I am still struck by the fact that even though slaves were freed in 1863, 2.5 years before, Texas refused to share the news with slaves there because, as it’s told, crops still needed to be harvested by slave labor. Freed people were not free. And even after knowing they were free in this nation, Blacks still didn’t live free. Black codes replaced slavery. Black codes were intended to keep these newly freed people relegated to inferior status economically, politically, and socially. Though legally all of these inequalities have been removed, significant remnants of such a system are still present today in American life and culture. This is how I reflect as we celebrate delayed freedom on Juneteenth, “Freedom Day.”

My dream is that “Freedom Day” for all will happen. But we still have basic battles to win. When I think about the signs of progress historically, most occurred through strategies perceived as radical for their time. Dr. King had the “audacity to believe that people everywhere can have three meals a day for their bodies, education, and culture for their minds, and dignity, equality, and freedom for their spirits.”

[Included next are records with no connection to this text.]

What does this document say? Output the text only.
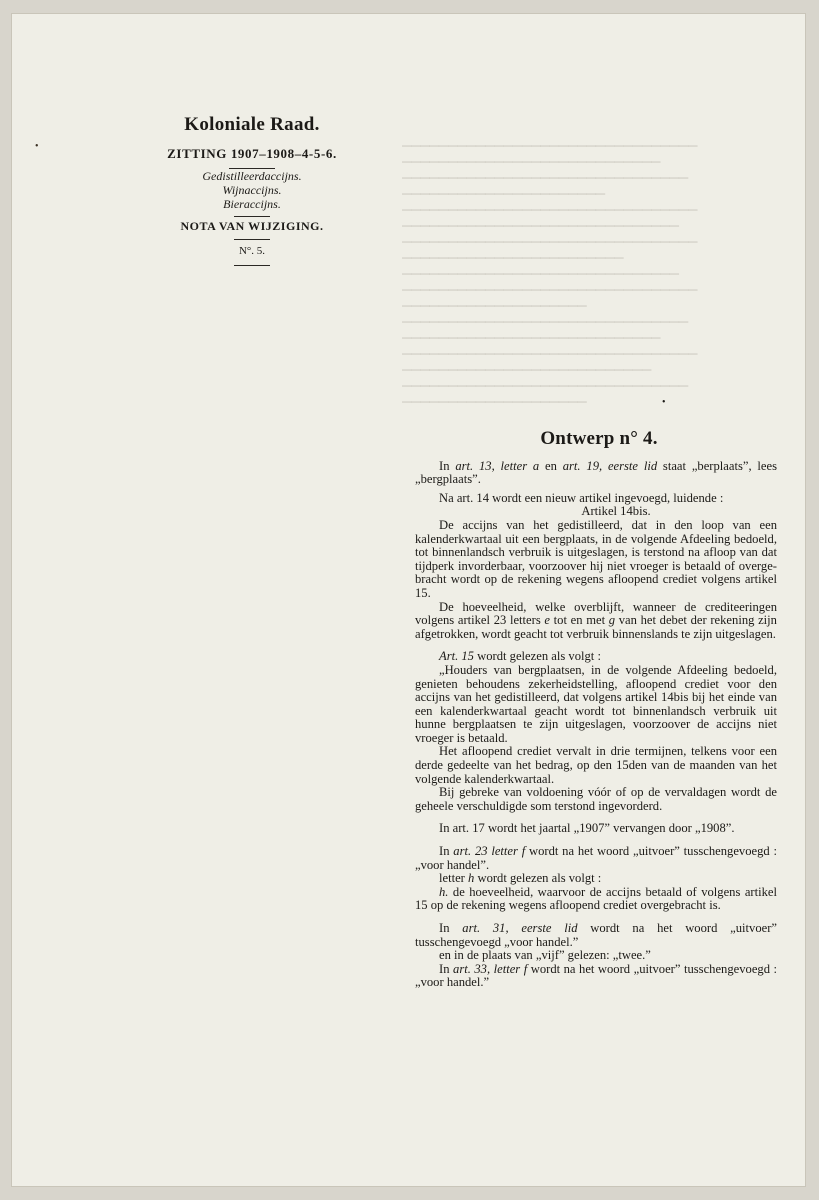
•	▁▁▁▁▁▁▁▁▁▁▁▁▁▁▁▁▁▁▁▁▁▁▁▁▁▁▁▁▁▁▁▁
▁▁▁▁▁▁▁▁▁▁▁▁▁▁▁▁▁▁▁▁▁▁▁▁▁▁▁▁
▁▁▁▁▁▁▁▁▁▁▁▁▁▁▁▁▁▁▁▁▁▁▁▁▁▁▁▁▁▁▁
▁▁▁▁▁▁▁▁▁▁▁▁▁▁▁▁▁▁▁▁▁▁
▁▁▁▁▁▁▁▁▁▁▁▁▁▁▁▁▁▁▁▁▁▁▁▁▁▁▁▁▁▁▁▁
▁▁▁▁▁▁▁▁▁▁▁▁▁▁▁▁▁▁▁▁▁▁▁▁▁▁▁▁▁▁
▁▁▁▁▁▁▁▁▁▁▁▁▁▁▁▁▁▁▁▁▁▁▁▁▁▁▁▁▁▁▁▁
▁▁▁▁▁▁▁▁▁▁▁▁▁▁▁▁▁▁▁▁▁▁▁▁
▁▁▁▁▁▁▁▁▁▁▁▁▁▁▁▁▁▁▁▁▁▁▁▁▁▁▁▁▁▁
▁▁▁▁▁▁▁▁▁▁▁▁▁▁▁▁▁▁▁▁▁▁▁▁▁▁▁▁▁▁▁▁
▁▁▁▁▁▁▁▁▁▁▁▁▁▁▁▁▁▁▁▁
▁▁▁▁▁▁▁▁▁▁▁▁▁▁▁▁▁▁▁▁▁▁▁▁▁▁▁▁▁▁▁
▁▁▁▁▁▁▁▁▁▁▁▁▁▁▁▁▁▁▁▁▁▁▁▁▁▁▁▁
▁▁▁▁▁▁▁▁▁▁▁▁▁▁▁▁▁▁▁▁▁▁▁▁▁▁▁▁▁▁▁▁
▁▁▁▁▁▁▁▁▁▁▁▁▁▁▁▁▁▁▁▁▁▁▁▁▁▁▁
▁▁▁▁▁▁▁▁▁▁▁▁▁▁▁▁▁▁▁▁▁▁▁▁▁▁▁▁▁▁▁
▁▁▁▁▁▁▁▁▁▁▁▁▁▁▁▁▁▁▁▁
Koloniale Raad.
ZITTING 1907–1908–4-5-6.
Gedistilleerdaccijns.
Wijnaccijns.
Bieraccijns.
NOTA VAN WIJZIGING.
N°. 5.
•
Ontwerp n° 4.

In art. 13, letter a en art. 19, eerste lid staat „berplaats”, lees „bergplaats”.

Na art. 14 wordt een nieuw artikel ingevoegd, luidende :

Artikel 14bis.

De accijns van het gedistilleerd, dat in den loop van een kalenderkwartaal uit een bergplaats, in de volgende Afdeeling bedoeld, tot binnenlandsch verbruik is uitgeslagen, is terstond na afloop van dat tijdperk invorderbaar, voorzoover hij niet vroeger is betaald of overgebracht wordt op de rekening wegens afloopend crediet volgens artikel 15.

De hoeveelheid, welke overblijft, wanneer de crediteeringen volgens artikel 23 letters e tot en met g van het debet der rekening zijn afgetrokken, wordt geacht tot verbruik binnenslands te zijn uitgeslagen.

Art. 15 wordt gelezen als volgt :

„Houders van bergplaatsen, in de volgende Afdeeling bedoeld, genieten behoudens zekerheidstelling, afloopend crediet voor den accijns van het gedistilleerd, dat volgens artikel 14bis bij het einde van een kalenderkwartaal geacht wordt tot binnenlandsch verbruik uit hunne bergplaatsen te zijn uitgeslagen, voorzoover de accijns niet vroeger is betaald.

Het afloopend crediet vervalt in drie termijnen, telkens voor een derde gedeelte van het bedrag, op den 15den van de maanden van het volgende kalenderkwartaal.

Bij gebreke van voldoening vóór of op de vervaldagen wordt de geheele verschuldigde som terstond ingevorderd.

In art. 17 wordt het jaartal „1907” vervangen door „1908”.

In art. 23 letter f wordt na het woord „uitvoer” tusschengevoegd : „voor handel”.

letter h wordt gelezen als volgt :

h. de hoeveelheid, waarvoor de accijns betaald of volgens artikel 15 op de rekening wegens afloopend crediet overgebracht is.

In art. 31, eerste lid wordt na het woord „uitvoer” tusschengevoegd „voor handel.”

en in de plaats van „vijf” gelezen: „twee.”

In art. 33, letter f wordt na het woord „uitvoer” tusschengevoegd : „voor handel.”
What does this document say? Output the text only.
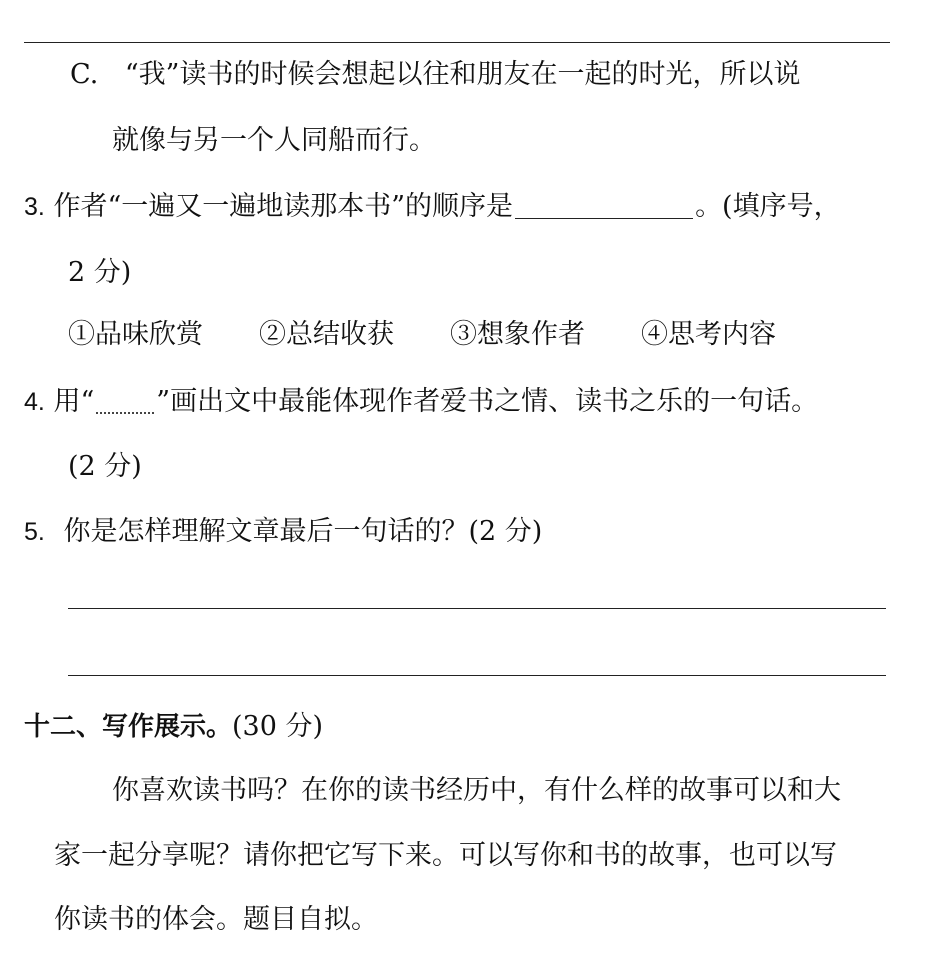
C. “我”读书的时候会想起以往和朋友在一起的时光，所以说
就像与另一个人同船而行。
3. 作者“一遍又一遍地读那本书”的顺序是	。(填序号，
2 分)
①品味欣赏 ②总结收获 ③想象作者 ④思考内容
4. 用“ ”画出文中最能体现作者爱书之情、读书之乐的一句话。
(2 分)
5. 你是怎样理解文章最后一句话的？(2 分)
十二、写作展示。(30 分)
你喜欢读书吗？在你的读书经历中，有什么样的故事可以和大
家一起分享呢？请你把它写下来。可以写你和书的故事，也可以写
你读书的体会。题目自拟。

The rallying cry of the 1968 Memphis sanitation workers, who were fighting for their lives, livelihood, and dignity, was “I AM A MAN.” Dr. King’s last act was fighting for the sanitation workers. The brutal deaths of Black men, women, and children spawned the ever-present Black Lives Matter movement. The murder of George Floyd and so many others reignited the BLM flame. All of these efforts were considered uncomfortable in the moment.

The National Civil Rights Museum has an obligation to create spaces and experiences that not only ground people in the historical limitations of freedom but how individually and collectively we achieve true freedom for everyone. I believe meaningful progress toward freedom for all requires a resolve to revise our national narrative, rediscover the rich contributions of Black people to our American distinctiveness, and reevaluate benchmarks for what it means to live a decent life.

Dr. Russell T. Wigginton has been president of the National Civil Rights Museum since 2021 after serving on its Board of Directors for over 10 years and serving over 25 years as an administrator and professor of history at Rhodes College in Memphis, Tennessee.